Beck stressed the importance of a JATS in supporting article interchange. JATS serves as a common language and allows users to simplify the reuse of their content. According to Beck, whether data is flowing to or from a vendor, the process is smoother when using a standard others already know.

The next speaker, Jennifer Lin, also spoke to interoperability of data as she reviewed Crossref’s heavy use of scholarly metadata exchange. Crossref collects metadata through its repository and propagates it to many other systems. The common schema provided by JATS allows the data to easily flow in and out of the Crossref database and be reused for a variety of needs. Lin cited Crossref’s Open Funder Registry initiative as an example, noting that funding data becomes easily searchable with unique, disambiguated Funder IDs. The Funder IDs and grant numbers will flow downstream into the Crossref database and be available for search and through an open API. Lin noted Crossref’s database is the only central source of standardized funding acknowledgements from publications.

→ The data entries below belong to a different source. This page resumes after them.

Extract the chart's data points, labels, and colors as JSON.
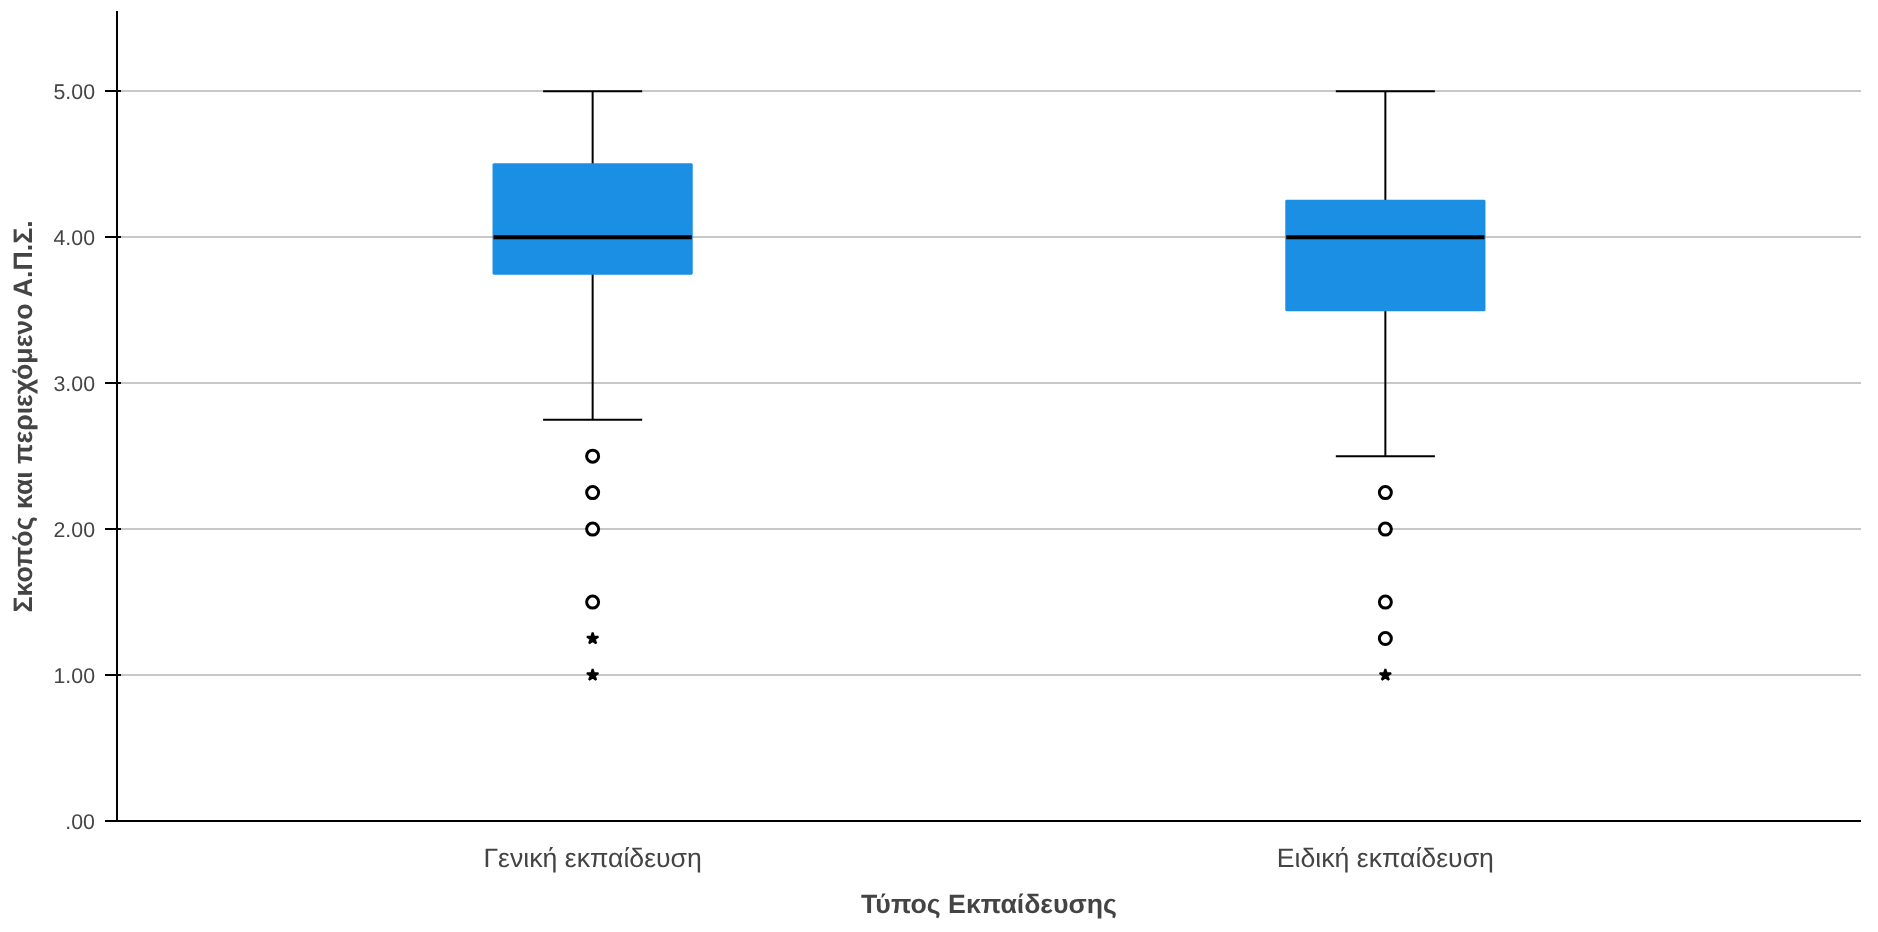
{
  "chart_data": {
    "type": "box",
    "xlabel": "Τύπος Εκπαίδευσης",
    "ylabel": "Σκοπός και περιεχόμενο Α.Π.Σ.",
    "categories": [
      "Γενική εκπαίδευση",
      "Ειδική εκπαίδευση"
    ],
    "color": "#1a8fe3",
    "boxes": [
      {
        "low": 2.75,
        "q1": 3.75,
        "median": 4.0,
        "q3": 4.5,
        "high": 5.0,
        "outliers": [
          2.5,
          2.25,
          2.0,
          1.5
        ]
      },
      {
        "low": 2.5,
        "q1": 3.5,
        "median": 4.0,
        "q3": 4.25,
        "high": 5.0,
        "outliers": [
          2.25,
          2.0,
          1.5,
          1.25
        ]
      }
    ],
    "series": [
      {
        "type": "scatter",
        "marker": "star",
        "color": "#000000",
        "x": [
          "Γενική εκπαίδευση",
          "Γενική εκπαίδευση",
          "Ειδική εκπαίδευση"
        ],
        "values": [
          1.25,
          1.0,
          1.0
        ]
      }
    ],
    "ylim": [
      0,
      5.55
    ],
    "yticks": [
      {
        "value": 0,
        "label": ".00"
      },
      {
        "value": 1,
        "label": "1.00"
      },
      {
        "value": 2,
        "label": "2.00"
      },
      {
        "value": 3,
        "label": "3.00"
      },
      {
        "value": 4,
        "label": "4.00"
      },
      {
        "value": 5,
        "label": "5.00"
      }
    ],
    "grid": "y"
  }
}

Lin also discussed CrossMark, which allows publishers to provide access to all of the metadata associated with a paper through a publisher’s web platform. To date there have been 15 million views since the service launched.

Ringgold’s institutional name database, Identify, and the associated Ringgold IDs were discussed next. Jay Henry stated that identifiers are the foundation of good data and noted that Ringgold has built a stable and up-to-date database with Identify that is focused on places, including centers of research, funders, and universities. Ringgold IDs allow for easy interoperability between otherwise siloed systems and Identify helps provide context for the institution in the form of additional metadata.

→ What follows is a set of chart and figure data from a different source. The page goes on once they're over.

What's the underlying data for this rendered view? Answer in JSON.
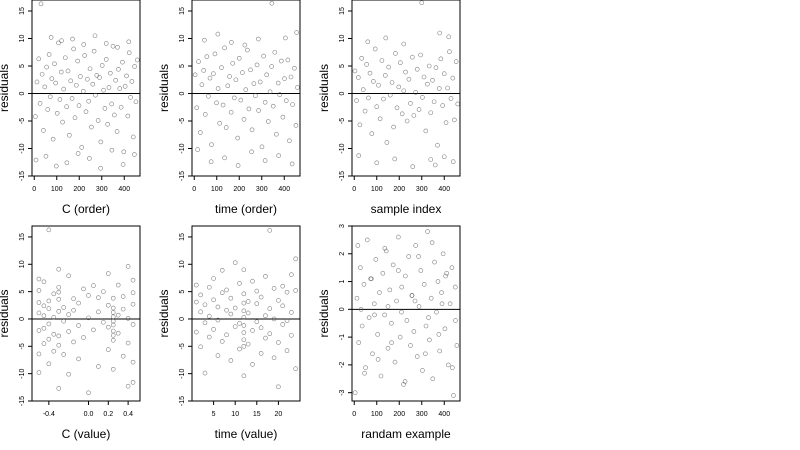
{
  "colors": {
    "point": "#555555",
    "frame": "#000000",
    "zero_line": "#000000"
  },
  "chart_data": [
    {
      "type": "scatter",
      "xlabel": "C (order)",
      "ylabel": "residuals",
      "xlim": [
        -10,
        470
      ],
      "ylim": [
        -15,
        17
      ],
      "xticks": [
        0,
        100,
        200,
        300,
        400
      ],
      "xtick_labels": [
        "0",
        "100",
        "200",
        "300",
        "400"
      ],
      "yticks": [
        -15,
        -10,
        -5,
        0,
        5,
        10,
        15
      ],
      "ytick_labels": [
        "-15",
        "-10",
        "-5",
        "0",
        "5",
        "10",
        "15"
      ],
      "hline": 0,
      "x": [
        5,
        12,
        20,
        26,
        35,
        41,
        47,
        55,
        60,
        66,
        71,
        78,
        84,
        90,
        95,
        102,
        108,
        114,
        120,
        126,
        131,
        138,
        144,
        150,
        156,
        162,
        168,
        175,
        181,
        187,
        193,
        199,
        205,
        211,
        218,
        224,
        230,
        236,
        242,
        248,
        254,
        260,
        266,
        272,
        278,
        284,
        290,
        296,
        302,
        308,
        314,
        320,
        326,
        332,
        338,
        344,
        350,
        356,
        362,
        368,
        374,
        380,
        386,
        392,
        398,
        404,
        410,
        416,
        422,
        428,
        434,
        440,
        446,
        452,
        458,
        8,
        30,
        52,
        75,
        98,
        121,
        145,
        170,
        195,
        220,
        245,
        270,
        295,
        320,
        345,
        370,
        395,
        420,
        445
      ],
      "y": [
        -4.2,
        2.1,
        6.3,
        -1.8,
        3.5,
        -6.7,
        1.2,
        4.8,
        -2.9,
        7.1,
        -0.6,
        2.7,
        -8.3,
        5.4,
        1.9,
        -3.6,
        9.2,
        -1.1,
        3.9,
        -5.2,
        0.8,
        6.5,
        -2.4,
        4.1,
        -7.6,
        2.3,
        -0.9,
        8.1,
        -4.4,
        1.5,
        5.9,
        -2.2,
        3.1,
        -9.8,
        0.4,
        6.9,
        -3.3,
        2.6,
        -1.4,
        4.5,
        -6.1,
        1.7,
        7.7,
        -0.3,
        3.3,
        -4.9,
        2.9,
        -8.8,
        5.1,
        0.6,
        -2.7,
        6.2,
        -5.6,
        1.1,
        3.7,
        -1.9,
        8.6,
        -3.9,
        2.4,
        -6.9,
        4.4,
        0.9,
        -2.5,
        5.7,
        -10.6,
        1.3,
        3.2,
        -4.1,
        7.4,
        -0.7,
        2.2,
        -7.9,
        4.9,
        -1.5,
        6.1,
        -12.1,
        16.3,
        -11.4,
        10.2,
        -13.2,
        9.6,
        -12.6,
        9.9,
        -10.9,
        8.9,
        -11.8,
        10.5,
        -13.6,
        9.1,
        -10.3,
        8.4,
        -12.9,
        9.4,
        -11.1
      ]
    },
    {
      "type": "scatter",
      "xlabel": "time (order)",
      "ylabel": "residuals",
      "xlim": [
        -10,
        470
      ],
      "ylim": [
        -15,
        17
      ],
      "xticks": [
        0,
        100,
        200,
        300,
        400
      ],
      "xtick_labels": [
        "0",
        "100",
        "200",
        "300",
        "400"
      ],
      "yticks": [
        -15,
        -10,
        -5,
        0,
        5,
        10,
        15
      ],
      "ytick_labels": [
        "-15",
        "-10",
        "-5",
        "0",
        "5",
        "10",
        "15"
      ],
      "hline": 0,
      "x": [
        4,
        11,
        19,
        27,
        34,
        42,
        49,
        56,
        63,
        70,
        77,
        85,
        92,
        99,
        106,
        113,
        121,
        128,
        135,
        142,
        149,
        157,
        164,
        171,
        178,
        185,
        193,
        200,
        207,
        214,
        221,
        229,
        236,
        243,
        250,
        257,
        265,
        272,
        279,
        286,
        293,
        301,
        308,
        315,
        322,
        329,
        337,
        344,
        351,
        358,
        365,
        373,
        380,
        387,
        394,
        401,
        409,
        416,
        423,
        430,
        437,
        445,
        452,
        459,
        15,
        45,
        75,
        105,
        135,
        165,
        195,
        225,
        255,
        285,
        315,
        345,
        375,
        405,
        435,
        455
      ],
      "y": [
        3.4,
        -2.6,
        5.8,
        -7.1,
        1.6,
        4.2,
        -3.8,
        6.7,
        -0.5,
        2.8,
        -9.3,
        3.6,
        7.2,
        -1.7,
        0.9,
        -5.4,
        4.7,
        -2.1,
        8.3,
        -6.2,
        1.4,
        3.1,
        -3.4,
        5.5,
        -0.8,
        2.5,
        -8.1,
        6.4,
        -1.2,
        3.8,
        -4.7,
        0.7,
        7.9,
        -2.8,
        4.3,
        -6.6,
        1.8,
        -0.4,
        5.2,
        -3.1,
        2.1,
        -9.7,
        6.8,
        -1.6,
        3.4,
        -5.1,
        0.3,
        4.9,
        -2.3,
        7.5,
        -7.4,
        1.9,
        -0.2,
        5.9,
        -4.3,
        2.7,
        -1.3,
        6.1,
        -8.6,
        3.0,
        -2.0,
        4.6,
        -5.8,
        1.1,
        -10.2,
        9.7,
        -12.4,
        10.8,
        -11.7,
        9.3,
        -13.1,
        8.8,
        -10.6,
        9.9,
        -12.2,
        16.4,
        -11.3,
        10.1,
        -12.8,
        11.1
      ]
    },
    {
      "type": "scatter",
      "xlabel": "sample index",
      "ylabel": "residuals",
      "xlim": [
        -10,
        470
      ],
      "ylim": [
        -15,
        17
      ],
      "xticks": [
        0,
        100,
        200,
        300,
        400
      ],
      "xtick_labels": [
        "0",
        "100",
        "200",
        "300",
        "400"
      ],
      "yticks": [
        -15,
        -10,
        -5,
        0,
        5,
        10,
        15
      ],
      "ytick_labels": [
        "-15",
        "-10",
        "-5",
        "0",
        "5",
        "10",
        "15"
      ],
      "hline": 0,
      "x": [
        3,
        10,
        18,
        25,
        33,
        40,
        48,
        55,
        63,
        70,
        78,
        85,
        93,
        100,
        108,
        115,
        123,
        130,
        138,
        145,
        153,
        160,
        168,
        175,
        183,
        190,
        198,
        205,
        213,
        220,
        228,
        235,
        243,
        250,
        258,
        265,
        273,
        280,
        288,
        295,
        303,
        310,
        318,
        325,
        333,
        340,
        348,
        355,
        363,
        370,
        378,
        385,
        393,
        400,
        408,
        415,
        423,
        430,
        438,
        445,
        453,
        460,
        20,
        60,
        100,
        140,
        180,
        220,
        260,
        300,
        340,
        360,
        380,
        400,
        420,
        440
      ],
      "y": [
        4.1,
        -1.3,
        2.9,
        -5.7,
        6.4,
        0.7,
        -3.2,
        5.3,
        -0.8,
        3.7,
        -7.3,
        2.2,
        8.1,
        -2.4,
        1.5,
        -4.6,
        6.0,
        -1.0,
        3.3,
        -8.9,
        4.8,
        -0.3,
        2.0,
        -6.1,
        7.3,
        -2.6,
        1.2,
        5.6,
        -3.7,
        0.5,
        3.9,
        -5.0,
        2.6,
        -1.8,
        6.6,
        -4.0,
        0.2,
        4.4,
        -2.9,
        7.0,
        -0.7,
        3.0,
        -6.8,
        1.7,
        5.0,
        -3.5,
        2.4,
        -1.5,
        4.7,
        -9.4,
        0.9,
        6.3,
        -2.2,
        3.6,
        -5.3,
        1.0,
        7.6,
        -0.9,
        2.8,
        -4.8,
        5.8,
        -1.9,
        -11.3,
        9.4,
        -12.6,
        10.1,
        -11.9,
        9.0,
        -13.3,
        16.5,
        -12.0,
        -13.0,
        11.0,
        -11.5,
        10.3,
        -12.4
      ]
    },
    {
      "type": "scatter",
      "xlabel": "C (value)",
      "ylabel": "residuals",
      "xlim": [
        -0.57,
        0.52
      ],
      "ylim": [
        -15,
        17
      ],
      "xticks": [
        -0.4,
        0.0,
        0.2,
        0.4
      ],
      "xtick_labels": [
        "-0.4",
        "0.0",
        "0.2",
        "0.4"
      ],
      "yticks": [
        -15,
        -10,
        -5,
        0,
        5,
        10,
        15
      ],
      "ytick_labels": [
        "-15",
        "-10",
        "-5",
        "0",
        "5",
        "10",
        "15"
      ],
      "hline": 0,
      "x": [
        -0.5,
        -0.5,
        -0.5,
        -0.5,
        -0.5,
        -0.5,
        -0.5,
        -0.45,
        -0.45,
        -0.45,
        -0.45,
        -0.45,
        -0.4,
        -0.4,
        -0.4,
        -0.4,
        -0.4,
        -0.4,
        -0.35,
        -0.35,
        -0.35,
        -0.35,
        -0.3,
        -0.3,
        -0.3,
        -0.3,
        -0.3,
        -0.3,
        -0.3,
        -0.3,
        -0.25,
        -0.25,
        -0.25,
        -0.2,
        -0.2,
        -0.2,
        -0.2,
        -0.15,
        -0.15,
        -0.15,
        -0.1,
        -0.1,
        -0.1,
        -0.05,
        -0.05,
        0.0,
        0.0,
        0.0,
        0.05,
        0.05,
        0.1,
        0.1,
        0.1,
        0.15,
        0.15,
        0.2,
        0.2,
        0.2,
        0.2,
        0.25,
        0.25,
        0.25,
        0.25,
        0.25,
        0.25,
        0.25,
        0.25,
        0.25,
        0.25,
        0.3,
        0.3,
        0.3,
        0.35,
        0.35,
        0.35,
        0.4,
        0.4,
        0.4,
        0.4,
        0.45,
        0.45,
        0.45,
        0.45,
        0.45,
        0.45
      ],
      "y": [
        5.2,
        -2.1,
        3.0,
        -6.4,
        1.1,
        -9.8,
        7.3,
        2.4,
        -4.5,
        0.6,
        -1.7,
        6.8,
        3.3,
        -0.9,
        -3.7,
        16.3,
        -8.2,
        1.9,
        4.6,
        -2.8,
        0.3,
        -5.9,
        9.1,
        5.8,
        4.9,
        3.6,
        -3.1,
        -4.8,
        -12.7,
        1.4,
        2.1,
        -6.5,
        -0.4,
        7.9,
        -2.3,
        0.8,
        -10.1,
        3.7,
        -4.2,
        1.6,
        -7.3,
        2.9,
        -1.2,
        5.5,
        -3.4,
        -13.5,
        0.2,
        4.3,
        -2.0,
        6.1,
        -8.7,
        1.3,
        3.9,
        -0.6,
        5.0,
        -5.6,
        2.5,
        -1.5,
        8.3,
        2.0,
        1.2,
        0.4,
        -0.4,
        -1.1,
        -2.2,
        -3.0,
        3.8,
        -3.9,
        -9.2,
        6.2,
        -2.6,
        0.7,
        4.1,
        -6.8,
        1.8,
        -4.4,
        0.1,
        9.6,
        -12.3,
        4.8,
        -1.0,
        2.7,
        -7.9,
        7.1,
        -11.6
      ]
    },
    {
      "type": "scatter",
      "xlabel": "time (value)",
      "ylabel": "residuals",
      "xlim": [
        0,
        25
      ],
      "ylim": [
        -15,
        17
      ],
      "xticks": [
        5,
        10,
        15,
        20
      ],
      "xtick_labels": [
        "5",
        "10",
        "15",
        "20"
      ],
      "yticks": [
        -15,
        -10,
        -5,
        0,
        5,
        10,
        15
      ],
      "ytick_labels": [
        "-15",
        "-10",
        "-5",
        "0",
        "5",
        "10",
        "15"
      ],
      "hline": 0,
      "x": [
        1,
        1,
        1,
        2,
        2,
        2,
        3,
        3,
        3,
        4,
        4,
        4,
        5,
        5,
        5,
        6,
        6,
        6,
        7,
        7,
        7,
        8,
        8,
        8,
        9,
        9,
        9,
        10,
        10,
        10,
        11,
        11,
        11,
        12,
        12,
        12,
        12,
        12,
        12,
        12,
        12,
        12,
        12,
        13,
        13,
        13,
        14,
        14,
        14,
        15,
        15,
        15,
        16,
        16,
        16,
        17,
        17,
        17,
        18,
        18,
        18,
        19,
        19,
        19,
        20,
        20,
        20,
        21,
        21,
        21,
        22,
        22,
        22,
        23,
        23,
        23,
        24,
        24,
        24
      ],
      "y": [
        3.1,
        -2.4,
        6.2,
        -5.1,
        1.3,
        4.4,
        -0.7,
        2.6,
        -9.9,
        5.8,
        -3.3,
        0.5,
        7.4,
        -1.9,
        3.5,
        -6.7,
        2.2,
        -0.2,
        4.8,
        -4.1,
        8.9,
        1.6,
        -2.9,
        5.3,
        -7.6,
        0.9,
        3.8,
        10.3,
        -1.4,
        2.0,
        -5.5,
        6.5,
        -0.8,
        4.6,
        2.9,
        1.5,
        0.3,
        -1.2,
        -2.5,
        -3.8,
        -5.0,
        -10.4,
        9.0,
        3.2,
        -4.6,
        1.1,
        6.9,
        -2.1,
        -8.3,
        5.1,
        -0.5,
        2.8,
        -6.3,
        4.0,
        -1.6,
        7.8,
        -3.5,
        0.6,
        16.2,
        -2.7,
        1.9,
        5.6,
        -7.1,
        0.0,
        -4.3,
        3.4,
        -12.4,
        6.0,
        -1.0,
        2.4,
        -5.8,
        4.9,
        -0.3,
        8.1,
        -3.0,
        1.2,
        -9.1,
        5.2,
        11.0
      ]
    },
    {
      "type": "scatter",
      "xlabel": "randam example",
      "ylabel": "residuals",
      "xlim": [
        -10,
        470
      ],
      "ylim": [
        -3.3,
        3.0
      ],
      "xticks": [
        0,
        100,
        200,
        300,
        400
      ],
      "xtick_labels": [
        "0",
        "100",
        "200",
        "300",
        "400"
      ],
      "yticks": [
        -3,
        -2,
        -1,
        0,
        1,
        2,
        3
      ],
      "ytick_labels": [
        "-3",
        "-2",
        "-1",
        "0",
        "1",
        "2",
        "3"
      ],
      "hline": 0,
      "x": [
        4,
        12,
        20,
        27,
        35,
        43,
        50,
        58,
        66,
        73,
        81,
        89,
        96,
        104,
        112,
        119,
        127,
        135,
        142,
        150,
        158,
        165,
        173,
        181,
        188,
        196,
        204,
        211,
        219,
        227,
        234,
        242,
        250,
        257,
        265,
        273,
        280,
        288,
        296,
        303,
        311,
        319,
        326,
        334,
        342,
        349,
        357,
        365,
        372,
        380,
        388,
        395,
        403,
        411,
        418,
        426,
        434,
        441,
        449,
        456,
        16,
        46,
        76,
        106,
        136,
        166,
        196,
        226,
        256,
        286,
        316,
        346,
        376,
        406,
        436,
        30,
        90,
        150,
        210,
        270,
        330,
        390,
        450
      ],
      "y": [
        -3.0,
        0.4,
        -1.2,
        1.5,
        -0.6,
        0.9,
        -2.1,
        2.5,
        -0.3,
        1.1,
        -1.6,
        0.2,
        1.8,
        -0.9,
        0.6,
        -2.4,
        1.3,
        -0.2,
        2.1,
        -1.4,
        0.7,
        -0.5,
        1.6,
        -1.9,
        0.3,
        2.6,
        -1.0,
        0.8,
        -2.7,
        1.2,
        -0.4,
        1.9,
        -1.3,
        0.5,
        -0.8,
        2.3,
        -1.7,
        0.1,
        1.4,
        -2.2,
        0.9,
        -0.6,
        2.8,
        -1.1,
        0.4,
        -2.5,
        1.7,
        -0.1,
        1.0,
        -1.5,
        0.6,
        2.0,
        -0.7,
        1.3,
        -2.0,
        0.2,
        1.5,
        -3.1,
        0.8,
        -1.3,
        2.3,
        -2.3,
        1.1,
        -1.8,
        2.2,
        -1.2,
        1.4,
        -2.6,
        0.5,
        1.9,
        -1.6,
        2.4,
        -0.9,
        1.2,
        -2.1,
        0.0,
        -0.2,
        0.1,
        -0.1,
        0.3,
        -0.3,
        0.2,
        -0.4
      ]
    }
  ]
}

The Ringgold ID itself is not a NISO standard, but it has an emerged as an accepted persistent identifier. Henry indicated that Ringgold IDs are mapped to existing standards (ISNI) and hierarchies are what make the identifier vital to organizations looking to link authors and institutions as accurately as possible.

The final presenter was Heather Pierce, discussing the creation of Convey, a global financial disclosure system from the Association of American Medical Colleges. Convey provides a repository for records of financial interests and allows individuals to disclose them to any organization that uses the system. The intention is to advance a streamlined and standardized system that also allows organizations to tailor the disclosure process to get the information they need.

Pierce sees the key benefit of Convey being realized the second time an individual makes a disclosure through Convey, when they begin with the financial interests saved in the system. Organizations using Convey each have a specific disclosure process so individuals would determine which information goes to the one organization and which to another. Only the user would have access to their personal repository of disclosure information and would be in full control of what they disclose to an organization.